Â
    Â
Aku selalu bertanya-tanya, mengapa kebanyakan orang menyukai senja? Aku sering sekali menjumpai kejadian-kejadian yang tidak bisa lepas dari senja. Misalnya ketika bangun tidur, kakakku sudah berada di depan televisi yang menampilkan film dengan setting senja. Saat berjalan di taman kampus, para mahasiswa jurusan seni rupa tengah serius melukis senja. Waktu membaca buku puisi, di dalamnya aku pun menemukan banyak diksi tentang senja. Selain itu, masih banyak lagi kejadian yang menjadikan senja sebagai objeknya.
Wujud senja seakan-akan tidak pernah ada habisnya. Aku tak mengerti apa yang menarik dari sepotong senja. Ada orang yang beranggapan bahwa senja memiliki daya magis tersendiri. Ada juga yang beranggapan bahwa senja adalah waktu yang paling indah dan romantis. Tapi bagiku, senja adalah waktu untuk tidur. Setelah seharian penuh aku menghabiskan waktu di perpustakaan kampus, senja adalah saat yang nyaman untuk beristirahat. Dan aku biasanya akan bangun jam delapan malam untuk melanjutkan tugas skripsiku.Â
Suatu hari temanku bercerita tentang senja. Aku mencoba mendengarkannya dengan saksama. Pada waktu itu dia sedang merayakan anniversary dengan pacarnya yang kedua bulan. Awalnya aku heran, biasanya -- setahuku-- anniversary itu dirayakan setahun sekali. Lah, ini malah tiap bulan dirayakan. Mungkin besok-besok bisa jadi tiap minggu. Mungkin bisa jadi juga tiap hari. Atau mungkin malah tiap jam, menit, detik, dan sebagainya.
Entahlah. Aku tak peduli perihal anniversary itu. Tapi ada yang lebih menarik daripada sekadar anniversary yang mungkin bisa jadi besok dirayakan tiap jam sekali. Yaitu senja. Dia terus bercerita, aku terus mendengarkannya. Dan aku pun mulai tertarik dengan ceritanya.
Dia mengatakan bahwa senja adalah waktu yang paling indah. Matahari mengobati rindunya dengan bumi. Cahaya kemerah-merahan hampir redup ditelan kegelapan.

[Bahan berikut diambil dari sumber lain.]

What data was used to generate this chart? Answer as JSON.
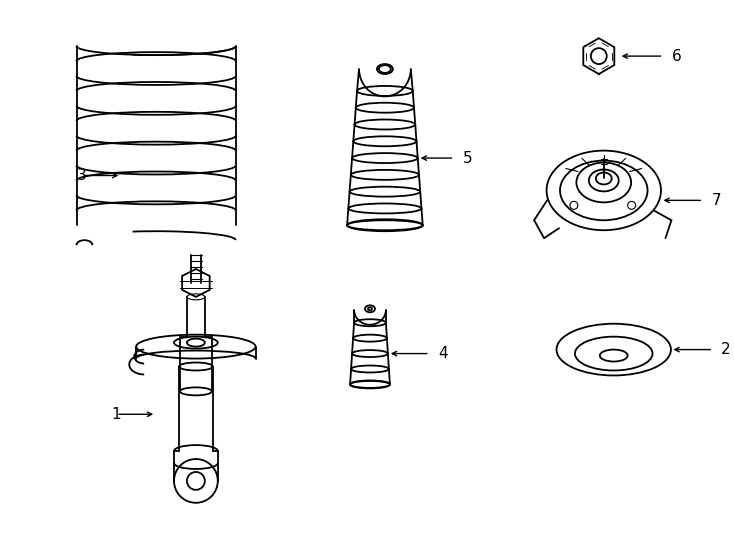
{
  "background_color": "#ffffff",
  "line_color": "#000000",
  "fig_width": 7.34,
  "fig_height": 5.4,
  "dpi": 100
}
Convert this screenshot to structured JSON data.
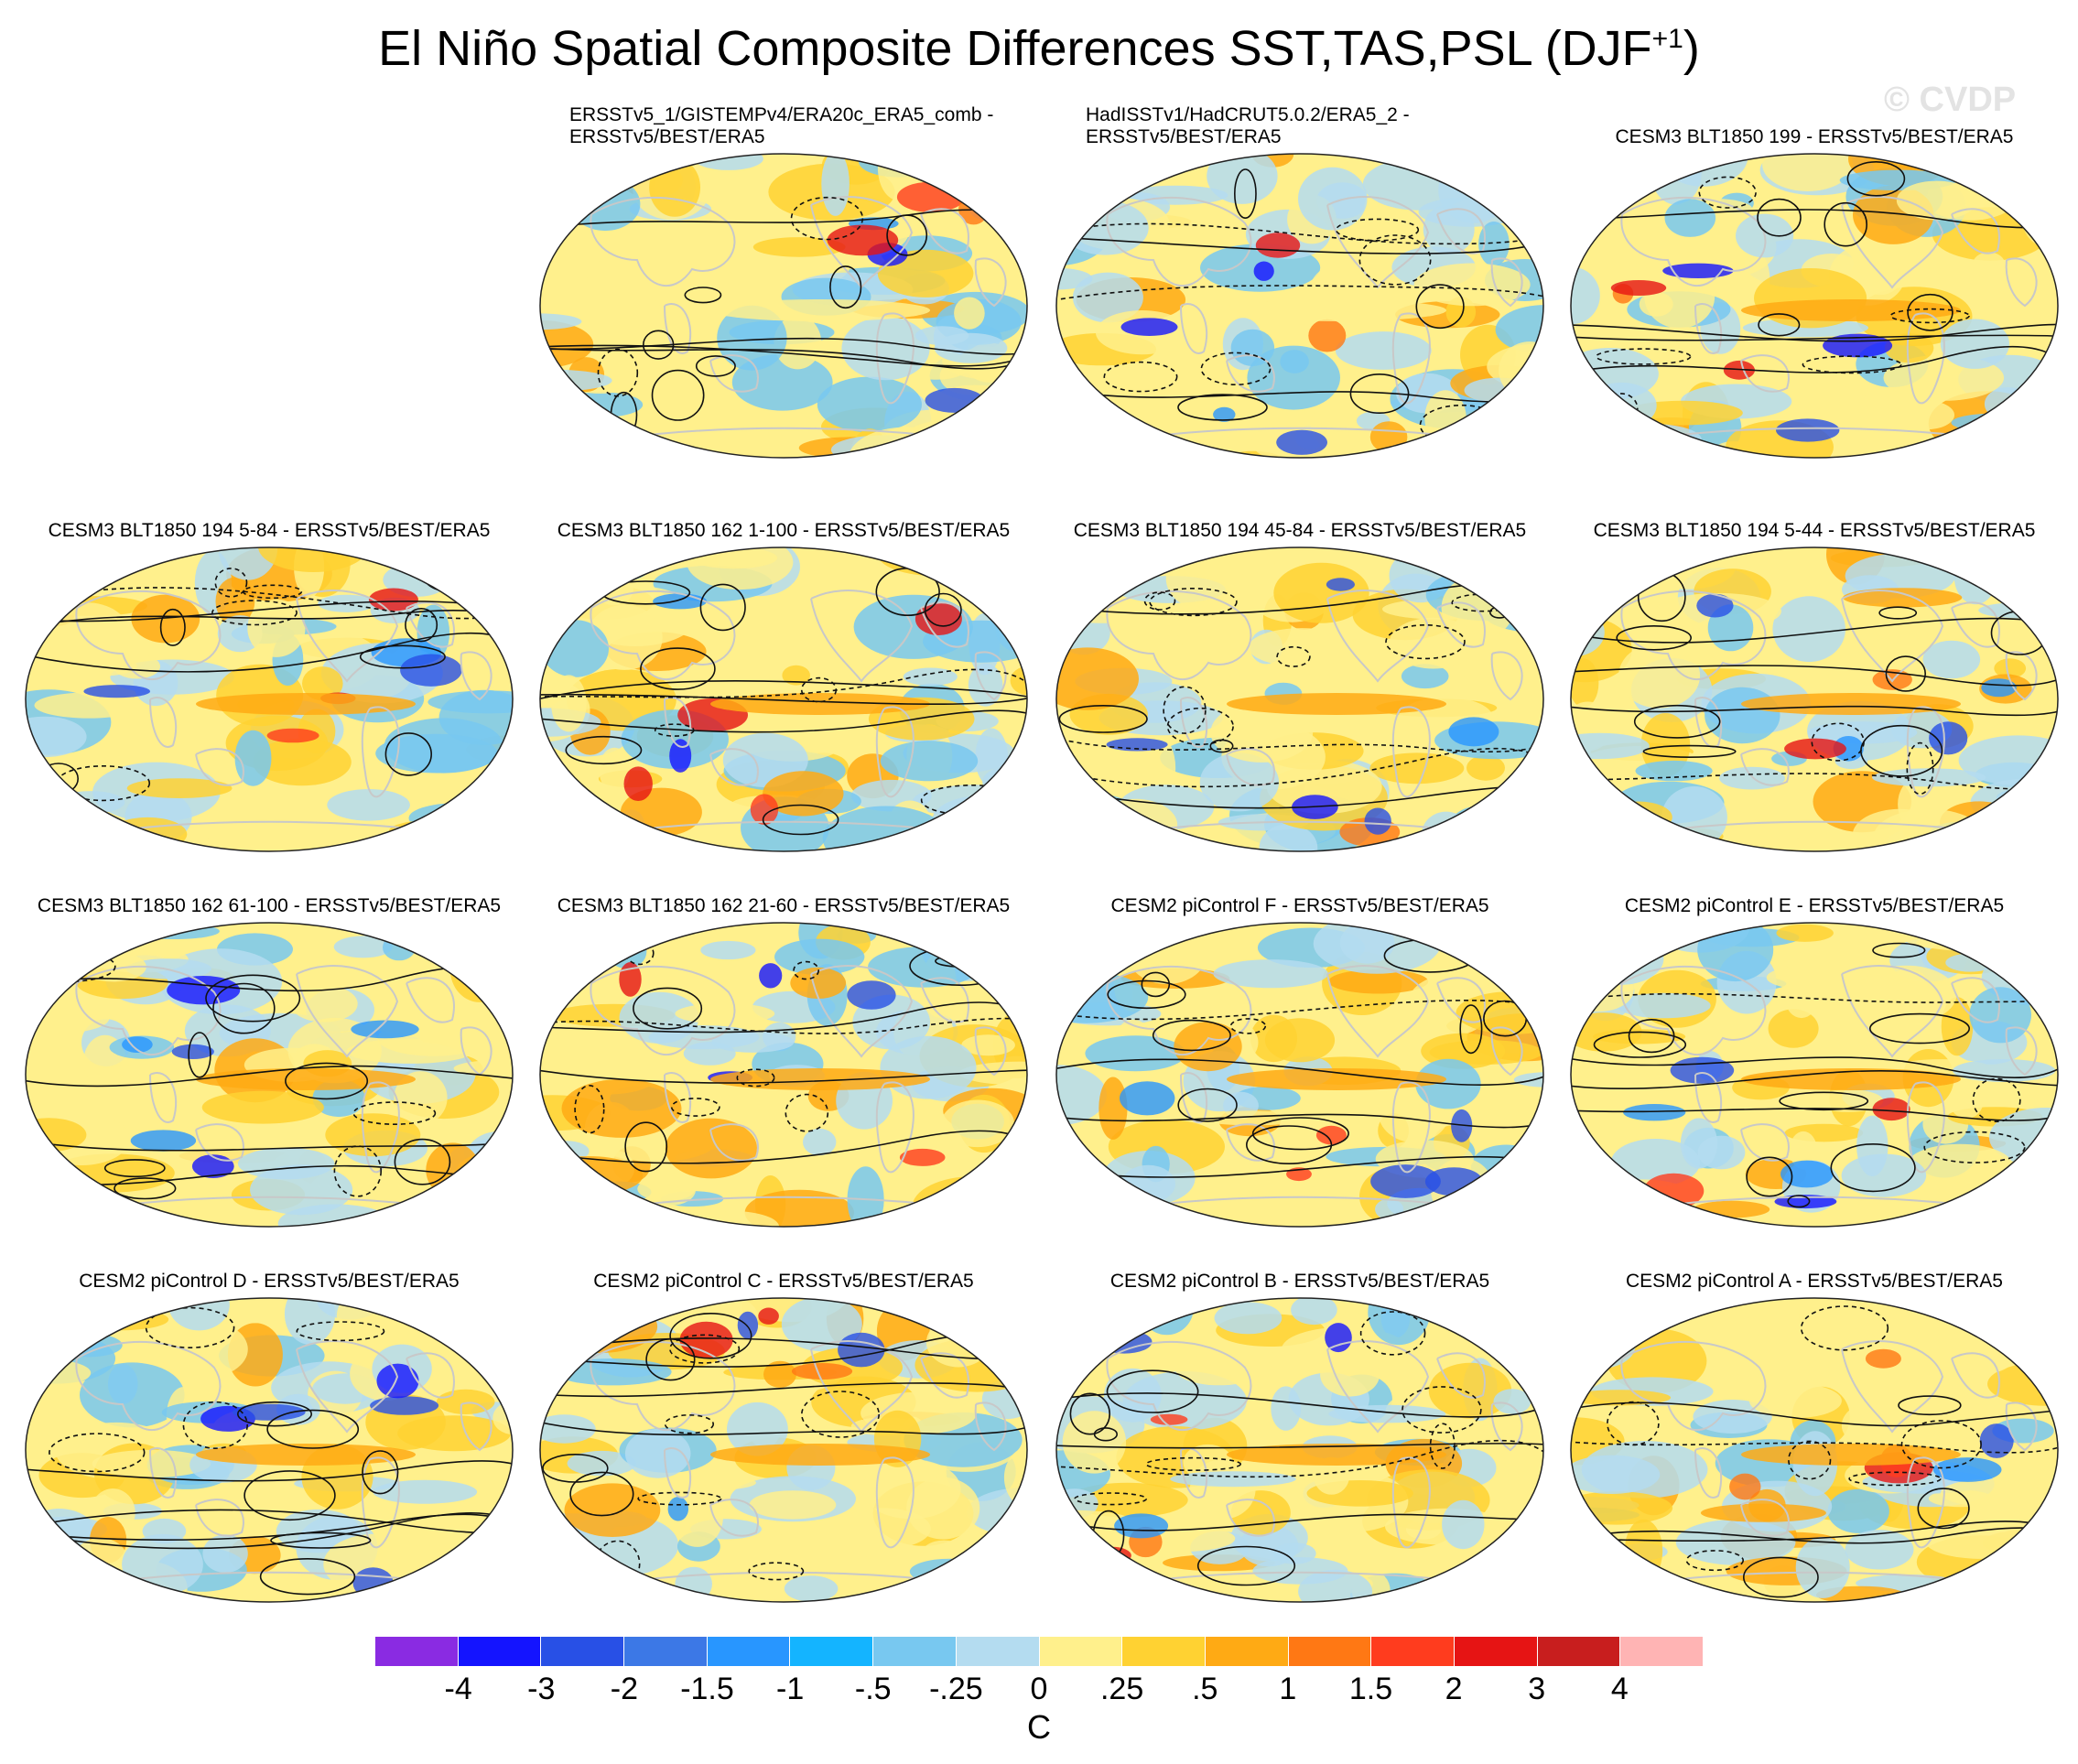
{
  "title": "El Niño Spatial Composite Differences SST,TAS,PSL (DJF",
  "title_superscript": "+1",
  "title_close": ")",
  "watermark": "© CVDP",
  "panels": [
    {
      "line1": "ERSSTv5_1/GISTEMPv4/ERA20c_ERA5_comb -",
      "line2": "ERSSTv5/BEST/ERA5"
    },
    {
      "line1": "HadISSTv1/HadCRUT5.0.2/ERA5_2 -",
      "line2": "ERSSTv5/BEST/ERA5"
    },
    {
      "line1": "CESM3 BLT1850 199 - ERSSTv5/BEST/ERA5",
      "line2": ""
    },
    {
      "line1": "CESM3 BLT1850 194 5-84 - ERSSTv5/BEST/ERA5",
      "line2": ""
    },
    {
      "line1": "CESM3 BLT1850 162 1-100 - ERSSTv5/BEST/ERA5",
      "line2": ""
    },
    {
      "line1": "CESM3 BLT1850 194 45-84 - ERSSTv5/BEST/ERA5",
      "line2": ""
    },
    {
      "line1": "CESM3 BLT1850 194 5-44 - ERSSTv5/BEST/ERA5",
      "line2": ""
    },
    {
      "line1": "CESM3 BLT1850 162 61-100 - ERSSTv5/BEST/ERA5",
      "line2": ""
    },
    {
      "line1": "CESM3 BLT1850 162 21-60 - ERSSTv5/BEST/ERA5",
      "line2": ""
    },
    {
      "line1": "CESM2 piControl F - ERSSTv5/BEST/ERA5",
      "line2": ""
    },
    {
      "line1": "CESM2 piControl E - ERSSTv5/BEST/ERA5",
      "line2": ""
    },
    {
      "line1": "CESM2 piControl D - ERSSTv5/BEST/ERA5",
      "line2": ""
    },
    {
      "line1": "CESM2 piControl C - ERSSTv5/BEST/ERA5",
      "line2": ""
    },
    {
      "line1": "CESM2 piControl B - ERSSTv5/BEST/ERA5",
      "line2": ""
    },
    {
      "line1": "CESM2 piControl A - ERSSTv5/BEST/ERA5",
      "line2": ""
    }
  ],
  "colorbar": {
    "colors": [
      "#8a2be2",
      "#1414ff",
      "#2850e6",
      "#3c78e6",
      "#2896ff",
      "#14b4ff",
      "#78c8f0",
      "#b4dcf0",
      "#fff08c",
      "#ffd232",
      "#ffaa14",
      "#ff7814",
      "#ff3c1e",
      "#e61414",
      "#c81e1e",
      "#ffb4b4"
    ],
    "labels": [
      "-4",
      "-3",
      "-2",
      "-1.5",
      "-1",
      "-.5",
      "-.25",
      "0",
      ".25",
      ".5",
      "1",
      "1.5",
      "2",
      "3",
      "4"
    ],
    "units": "C"
  }
}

Mega-mega merayap di langit. Ombak bergulung sambil menari, menjemput pasir putih yang menunggu di tepi pantai. Sementara burung-burung terbang di atas air, bersenandung merdu, menghibur ikan di dasar laut.
Mendengar cerita temanku, aku mulai terbawa ke dalam kisah yang menjemputku. Aku hadir dalam cerita itu. O, alangakah indahnya. Aku kini sedang berada di pantai luas yang dipenuhi pasir melepuh. Laut tampak asri dibuai angin yang bersiul menelisik rambut. Aku memandang emas yang terhampar di gelapnya langit. Hati terasa tenteram menyaksikannya.
Di sini ada banyak orang, tidak hanya aku. Para nelayan baru pulang dari pulau seberang. Anak-anak bermain pasir, membentuk istana-istanaan. Para orang tua menikmati kelapa muda di sebuah ruko. Beberapa pasang kekasih saling bergandengan tangan di berbagai sudut pantai. Pengunjung baru saling berdatangan, mendekat ke laut. Sungguh ramai sekali tempat ini. Sementara itu, aku melihat temanku duduk mesra dengan kekasihnya di bawah kanopi.
     "Senja yang indah. Pantai yang indah. Duduk bersama orang yang indah," dia tersenyum menggoda kekasihnya.
     "Jangan menggodaku begitu. Aku sudah terlalu jatuh ke dalam bara cintamu," sang perempuan mengelak, meskipun dari raut wajahnya terlihat senang.